Dindar cumhurbaşkanı istiyor mu?

Dini değerleriyle savaşan cumhurbaşkanı olmasın istiyor. Bunun ötesinde dindarlık üzerine özel bir talebi yok.

Bu Türk siyasetinde bir kırılma değil mi?

Evet, öyle.

Ve bu, AK Parti döneminde oluyor.

Evet, maalesef öyle. Bizi hayretlerde bırakan, AK Parti döneminde olması. 28 Şubat sürecinde bunun tam tersinin olduğunu gördük. Şu an 28 Şubat'ın tam tersi hava yaşanıyor. Dün (Önceki gün) Gelecek Partisi'nin Kayseri'deki programına uğradım. Kısa bir süre önce Akşener ile bazı illere gittik. Vatandaş ciddi şekilde arayışta. Bu oya yansır mı, ne düzeyde yansır... Anketlerde kırılmayı görüyoruz ama kırılmanın üstünde bir şey var. Bu bana çok fazla 3 Kasım 2002 seçimlerini hatırlatıyor. Rakamsal olarak onu bulur demiyorum ama gerçekten çok ciddi şekilde yeni arayışta vatandaş. Eleştirel dili kullanmaktan rahatsız olmuyor. Çok ağır ifadeler kullanıyorlar.
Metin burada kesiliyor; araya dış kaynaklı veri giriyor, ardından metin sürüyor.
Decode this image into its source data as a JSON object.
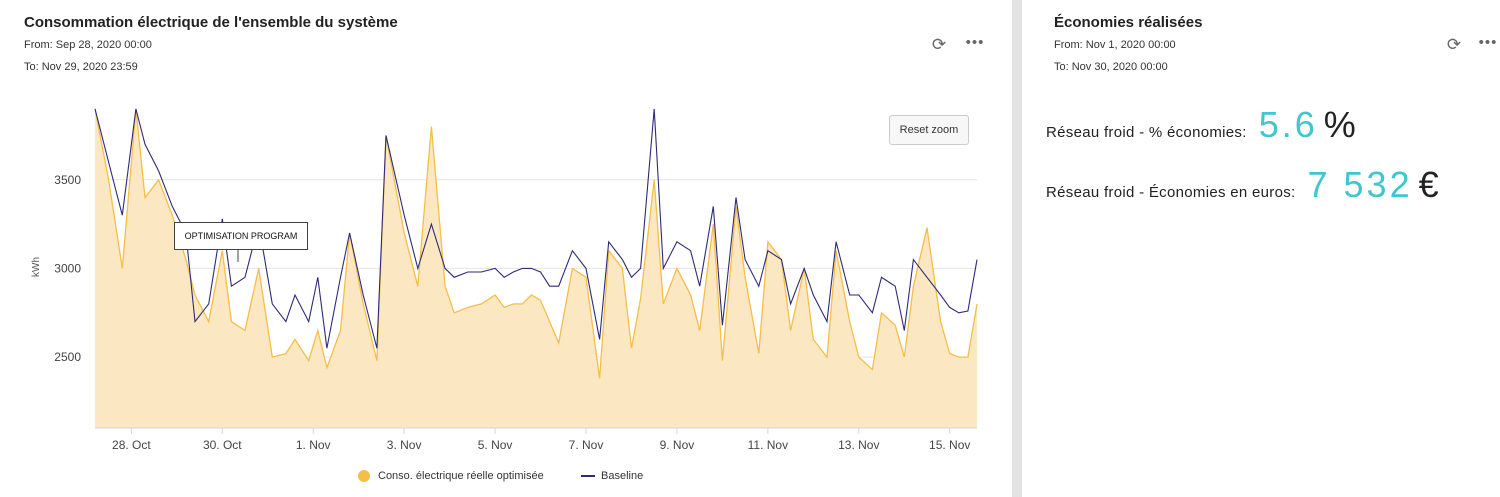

Gidecek kişilerle ilgili herşey var içerisinde, gelecek kişilerle ilgili zihin karışıklığı aşılabilmiş değil.

Bu vaziyeti bir ilahiyatçı olarak nasıl karşılıyorsunuz?

Üzülerek karşılıyorum. Çünkü ben bunun dini hayat noktasında ciddi erozyona neden olduğu kanaatindeyim. Bu hepimizi meşgul edecek. Çünkü din ile ahlak arasında bir ilgi var. Mutlak bir ilgi değil bu. "Dindar olmayan ahlaksızdır" anlamında söylemiyorum. Dinimizle ahlaki kavramlarımız arasında yakın ilişki var. Ben oralarda da erozyon olduğunu söylüyorum.